22 thoughts on “Deadwood

  1. This is a great post! I find it very surprising that you don’t consider yourself to be someone with artistic talents! These photos, the composition, the thought and considerations that have gone into their creation suggest just the opposite.
    Something tells me that as you begin to claim your artistic gifts, the level of creativity at your disposal will only rise to new and unexpected heights! Well done.


  2. Great pictures!

    …And that’s for making me laugh this morning with your billboard find! Haha… Just a fling, hey! I knew there was something untrustworthy about that JELLY.

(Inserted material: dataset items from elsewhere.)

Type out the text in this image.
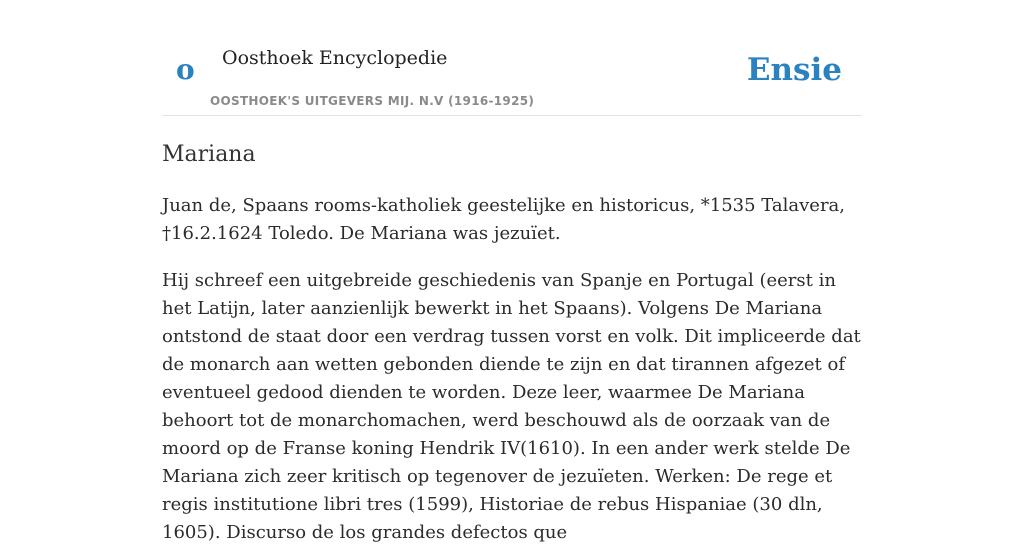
o Oosthoek Encyclopedie
OOSTHOEK'S UITGEVERS MIJ. N.V (1916-1925)
Ensie
Mariana

Juan de, Spaans rooms-katholiek geestelijke en historicus, *1535 Talavera, †16.2.1624 Toledo. De Mariana was jezuïet.

Hij schreef een uitgebreide geschiedenis van Spanje en Portugal (eerst in het Latijn, later aanzienlijk bewerkt in het Spaans). Volgens De Mariana ontstond de staat door een verdrag tussen vorst en volk. Dit impliceerde dat de monarch aan wetten gebonden diende te zijn en dat tirannen afgezet of eventueel gedood dienden te worden. Deze leer, waarmee De Mariana behoort tot de monarchomachen, werd beschouwd als de oorzaak van de moord op de Franse koning Hendrik IV(1610). In een ander werk stelde De Mariana zich zeer kritisch op tegenover de jezuïeten. Werken: De rege et regis institutione libri tres (1599), Historiae de rebus Hispaniae (30 dln, 1605). Discurso de los grandes defectos que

    I hope you enjoy the rest of your weekend 🙂


    1. In some TV show I saw a guy light a cigarette as he walked out of the Hotel Vancouver, take a little walk while he smoked it and talked to his buddy, and then put it out as the two of them walked into the Chalet at Whistler. According to the movie’s plot line, this all took place in France (NOT).

      Liked by 1 person

  3. How on EARTH (pun intended) do you take such amazing shots of dead…wood? =) I got it. I appreciate the concerned eye (a loving photographer’s, at that) that searches for redemption in the decay.


    1. I truly do see more life in these pieces of wood than death, and I never fail to be amazed at the beauty of new life as it wins time and time again in its struggle to survive in the harshest locations imaginable. My only fear is that I may be boring my viewers who may not share my infatuation with seeing this timeless cycle as it is played out again and again each time the same in many ways, but always unique in others. Thanks for dropping by, and now that I’ve finally managed to replace my dead computer, I shall be making my own comeback very soon in the days to follow (just getting familiar with Windows 8.1). See you then.


  4. “I look for the areas of furthest decay where that stump is in the process of giving itself back to the forest, that in its decay new life might sprout. If you look closely, even in some of these pictures, you can’t tell where the stump stops, and the earth begins. ”
    -I like this. It does make for interesting photographs, too.